Infelizmente, a nossa numismática ainda não é tratada como ciência, nem pelas nossas sociedades numismáticas e nem nas escolas e universidades. No Brasil, ser numismata nos coloca mais na condição de ''ajuntadores de moedinhas'' do que de cientistas, uma realidade bem diferente daquela dos países que tratam sua história, a cultura e o conhecimento com o devido respeito e seriedade. Ainda não temos no Brasil, por exemplo, a figura do perito numismático certificado por Tribunal, algo tão comum no EUA e em diversos países da UE. O perito numismático é o profissional habilitado a classificar, emitir certificados de autenticidade e opinar em questões judiciais por solicitação do Tribunal,com a devida autorização e reconhecimento do Estado que lhe outorga o mérito por certificado.
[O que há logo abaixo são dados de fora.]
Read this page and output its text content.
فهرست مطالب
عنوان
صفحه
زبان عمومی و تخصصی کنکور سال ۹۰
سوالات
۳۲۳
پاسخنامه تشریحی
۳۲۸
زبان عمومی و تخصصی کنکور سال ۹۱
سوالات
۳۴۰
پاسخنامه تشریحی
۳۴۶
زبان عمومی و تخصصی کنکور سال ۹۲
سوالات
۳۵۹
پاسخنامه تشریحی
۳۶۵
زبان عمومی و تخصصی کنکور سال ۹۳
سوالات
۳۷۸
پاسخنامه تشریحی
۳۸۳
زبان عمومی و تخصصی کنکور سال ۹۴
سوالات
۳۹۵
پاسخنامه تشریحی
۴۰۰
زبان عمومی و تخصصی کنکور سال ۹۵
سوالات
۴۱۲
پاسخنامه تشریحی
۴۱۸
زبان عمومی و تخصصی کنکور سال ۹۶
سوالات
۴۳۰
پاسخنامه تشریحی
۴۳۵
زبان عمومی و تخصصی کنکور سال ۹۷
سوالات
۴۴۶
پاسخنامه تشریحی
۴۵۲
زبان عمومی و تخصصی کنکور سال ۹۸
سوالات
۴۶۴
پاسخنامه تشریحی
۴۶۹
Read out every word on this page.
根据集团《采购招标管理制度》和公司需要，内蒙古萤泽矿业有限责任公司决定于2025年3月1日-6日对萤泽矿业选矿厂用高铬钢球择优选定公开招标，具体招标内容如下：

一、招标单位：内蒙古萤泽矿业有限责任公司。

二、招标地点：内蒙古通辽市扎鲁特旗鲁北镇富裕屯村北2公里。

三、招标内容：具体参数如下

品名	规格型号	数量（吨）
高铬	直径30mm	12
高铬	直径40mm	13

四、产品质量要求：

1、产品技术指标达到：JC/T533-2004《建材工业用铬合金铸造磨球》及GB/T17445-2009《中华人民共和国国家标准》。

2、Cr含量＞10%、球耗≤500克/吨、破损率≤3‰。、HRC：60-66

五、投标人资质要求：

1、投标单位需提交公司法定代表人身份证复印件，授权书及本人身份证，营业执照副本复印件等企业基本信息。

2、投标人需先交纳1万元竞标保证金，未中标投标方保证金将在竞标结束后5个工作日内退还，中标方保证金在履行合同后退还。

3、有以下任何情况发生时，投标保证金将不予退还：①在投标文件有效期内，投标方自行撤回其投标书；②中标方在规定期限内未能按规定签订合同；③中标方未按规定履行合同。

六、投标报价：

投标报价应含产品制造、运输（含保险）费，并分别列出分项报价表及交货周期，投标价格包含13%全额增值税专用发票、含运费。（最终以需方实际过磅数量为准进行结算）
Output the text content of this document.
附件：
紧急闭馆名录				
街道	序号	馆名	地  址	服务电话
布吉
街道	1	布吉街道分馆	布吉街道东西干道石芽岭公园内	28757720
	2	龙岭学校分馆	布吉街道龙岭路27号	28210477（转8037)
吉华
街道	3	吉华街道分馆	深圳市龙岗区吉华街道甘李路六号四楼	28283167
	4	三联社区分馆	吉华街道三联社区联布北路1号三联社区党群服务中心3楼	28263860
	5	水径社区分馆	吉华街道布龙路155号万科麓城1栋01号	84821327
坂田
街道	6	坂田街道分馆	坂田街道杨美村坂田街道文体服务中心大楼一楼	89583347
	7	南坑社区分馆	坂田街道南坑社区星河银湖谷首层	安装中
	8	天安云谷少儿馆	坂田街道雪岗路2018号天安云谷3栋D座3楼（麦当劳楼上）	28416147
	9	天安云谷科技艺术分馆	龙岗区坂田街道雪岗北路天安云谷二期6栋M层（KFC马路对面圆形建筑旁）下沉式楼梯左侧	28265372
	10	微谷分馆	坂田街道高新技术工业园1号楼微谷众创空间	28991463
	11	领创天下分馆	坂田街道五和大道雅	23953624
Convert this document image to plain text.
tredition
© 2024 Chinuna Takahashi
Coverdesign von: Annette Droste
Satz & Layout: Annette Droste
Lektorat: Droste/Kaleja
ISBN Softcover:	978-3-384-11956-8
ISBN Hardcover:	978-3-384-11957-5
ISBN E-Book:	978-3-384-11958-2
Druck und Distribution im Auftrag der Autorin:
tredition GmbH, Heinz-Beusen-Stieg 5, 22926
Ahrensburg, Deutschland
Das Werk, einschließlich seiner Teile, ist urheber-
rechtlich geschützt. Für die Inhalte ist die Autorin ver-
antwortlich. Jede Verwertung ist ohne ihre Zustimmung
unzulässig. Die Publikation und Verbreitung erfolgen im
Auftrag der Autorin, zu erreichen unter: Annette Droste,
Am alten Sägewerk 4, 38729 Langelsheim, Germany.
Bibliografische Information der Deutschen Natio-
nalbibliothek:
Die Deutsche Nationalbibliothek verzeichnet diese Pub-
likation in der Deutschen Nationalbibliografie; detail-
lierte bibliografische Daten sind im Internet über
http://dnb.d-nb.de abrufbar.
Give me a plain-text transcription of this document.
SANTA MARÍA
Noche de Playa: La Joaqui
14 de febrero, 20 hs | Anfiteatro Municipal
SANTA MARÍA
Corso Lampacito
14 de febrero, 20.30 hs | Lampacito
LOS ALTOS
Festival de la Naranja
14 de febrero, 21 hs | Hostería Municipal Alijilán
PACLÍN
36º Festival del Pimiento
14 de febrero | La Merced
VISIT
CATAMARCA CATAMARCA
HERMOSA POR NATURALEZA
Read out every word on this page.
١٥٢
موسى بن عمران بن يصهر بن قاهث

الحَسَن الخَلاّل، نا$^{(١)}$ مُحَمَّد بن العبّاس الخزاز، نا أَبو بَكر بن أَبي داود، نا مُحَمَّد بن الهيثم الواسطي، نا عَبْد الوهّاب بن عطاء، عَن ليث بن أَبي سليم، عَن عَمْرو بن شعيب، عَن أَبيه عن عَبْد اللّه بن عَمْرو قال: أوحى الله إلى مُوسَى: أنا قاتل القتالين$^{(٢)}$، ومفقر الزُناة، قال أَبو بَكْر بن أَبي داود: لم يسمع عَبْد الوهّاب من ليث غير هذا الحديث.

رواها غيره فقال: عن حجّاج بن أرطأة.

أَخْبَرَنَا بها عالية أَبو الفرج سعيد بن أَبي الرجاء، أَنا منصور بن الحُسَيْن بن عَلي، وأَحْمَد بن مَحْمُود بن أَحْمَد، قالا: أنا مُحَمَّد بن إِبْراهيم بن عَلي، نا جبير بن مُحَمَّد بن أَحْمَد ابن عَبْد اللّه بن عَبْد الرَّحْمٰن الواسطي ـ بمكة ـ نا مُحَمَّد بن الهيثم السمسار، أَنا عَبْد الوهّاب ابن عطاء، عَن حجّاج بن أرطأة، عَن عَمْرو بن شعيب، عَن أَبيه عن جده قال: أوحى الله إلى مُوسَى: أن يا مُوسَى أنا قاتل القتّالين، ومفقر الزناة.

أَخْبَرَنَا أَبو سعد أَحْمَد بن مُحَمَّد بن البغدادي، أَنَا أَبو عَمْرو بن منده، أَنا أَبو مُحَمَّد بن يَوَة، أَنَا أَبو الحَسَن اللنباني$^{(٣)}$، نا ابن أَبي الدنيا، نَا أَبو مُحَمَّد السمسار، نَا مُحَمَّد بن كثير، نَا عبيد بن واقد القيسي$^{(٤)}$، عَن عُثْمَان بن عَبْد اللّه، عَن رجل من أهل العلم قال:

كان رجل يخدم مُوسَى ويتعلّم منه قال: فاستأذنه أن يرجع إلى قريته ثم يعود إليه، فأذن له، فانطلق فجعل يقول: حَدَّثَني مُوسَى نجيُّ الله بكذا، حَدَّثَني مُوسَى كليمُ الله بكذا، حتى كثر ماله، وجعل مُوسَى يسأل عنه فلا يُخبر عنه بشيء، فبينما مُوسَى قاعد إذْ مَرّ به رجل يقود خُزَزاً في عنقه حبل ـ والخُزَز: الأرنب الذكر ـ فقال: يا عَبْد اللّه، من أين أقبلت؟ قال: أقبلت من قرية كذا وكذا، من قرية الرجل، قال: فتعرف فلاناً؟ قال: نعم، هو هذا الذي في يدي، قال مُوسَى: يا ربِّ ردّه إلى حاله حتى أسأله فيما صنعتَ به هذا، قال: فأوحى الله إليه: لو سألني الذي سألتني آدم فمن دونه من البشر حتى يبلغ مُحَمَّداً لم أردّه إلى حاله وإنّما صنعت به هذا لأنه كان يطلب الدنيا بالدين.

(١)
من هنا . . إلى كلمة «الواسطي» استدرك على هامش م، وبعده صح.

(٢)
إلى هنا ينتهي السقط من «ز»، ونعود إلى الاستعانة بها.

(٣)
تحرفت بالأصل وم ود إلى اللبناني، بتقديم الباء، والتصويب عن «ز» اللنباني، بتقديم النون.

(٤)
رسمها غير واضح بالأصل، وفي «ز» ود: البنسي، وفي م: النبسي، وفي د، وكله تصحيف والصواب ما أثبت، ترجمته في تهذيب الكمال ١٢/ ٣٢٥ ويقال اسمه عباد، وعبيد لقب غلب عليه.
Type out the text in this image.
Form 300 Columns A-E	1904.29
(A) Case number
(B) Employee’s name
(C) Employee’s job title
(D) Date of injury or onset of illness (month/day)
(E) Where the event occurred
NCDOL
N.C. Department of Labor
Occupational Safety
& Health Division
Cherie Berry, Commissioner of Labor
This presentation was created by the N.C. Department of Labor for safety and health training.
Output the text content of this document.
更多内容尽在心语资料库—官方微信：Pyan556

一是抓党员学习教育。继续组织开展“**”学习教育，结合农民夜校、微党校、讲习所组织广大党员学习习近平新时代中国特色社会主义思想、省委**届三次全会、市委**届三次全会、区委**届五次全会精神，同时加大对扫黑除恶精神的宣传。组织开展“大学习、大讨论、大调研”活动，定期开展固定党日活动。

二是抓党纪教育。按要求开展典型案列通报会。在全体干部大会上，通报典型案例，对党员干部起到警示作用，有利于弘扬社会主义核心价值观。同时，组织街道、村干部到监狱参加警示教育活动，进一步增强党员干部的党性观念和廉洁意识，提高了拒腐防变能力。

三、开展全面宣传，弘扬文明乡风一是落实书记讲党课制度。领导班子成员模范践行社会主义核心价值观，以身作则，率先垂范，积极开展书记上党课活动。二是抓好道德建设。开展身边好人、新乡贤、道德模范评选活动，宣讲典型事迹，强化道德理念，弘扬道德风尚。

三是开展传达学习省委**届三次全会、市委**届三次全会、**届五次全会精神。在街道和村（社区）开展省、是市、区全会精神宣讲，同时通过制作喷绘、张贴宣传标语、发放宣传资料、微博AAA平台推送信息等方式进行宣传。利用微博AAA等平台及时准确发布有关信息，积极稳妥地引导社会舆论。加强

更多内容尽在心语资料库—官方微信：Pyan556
Pode também colaborar com revista especializadas no setor, escrevendo artigos, etc.

Contudo, falando francamente, não me sinto à vontade para incentivar alguém a deixar sua profissão, estando comodamente empregado e recebendo um salário que, mesmo não sendo uma fortuna, é o suficiente para manter seu atual padrão de vida e, quiçá, sua família. Pode não parecer, mas para formar o verdadeiro profissional de numismática, o numismatógrafo, são necessários anos a fio de muito estudo e muita dedicação, muito mais do que simplesmente sentar nos bancos de uma faculdade e exibir, ao final do curso, um diploma. Em outras palavras, não depende apenas de ficar debruçado em livros, repetindo o que, por fim, se resume apenas em parca e ineficaz cultura de citação. A numismática é muito mais do que isso; do contrário já teríamos um mercado inflacionado de profissionais, ao invés de um pequeno grupo de colecionadores (muitos sem qualquer preparo científico) e comerciantes. Não é seara em que se possa militar apenas por opção...é muito mais do que isso. Felizmente, o leitor que nos escreve, parece ter bagagem de sobra. Pode não ser o suficiente para mudar diametralmente sua vida, mas não posso negar que é um bom início que lhe permita, não interprender, mas pelo menos elaborar um minucioso plano de passagem de norte a noroeste. 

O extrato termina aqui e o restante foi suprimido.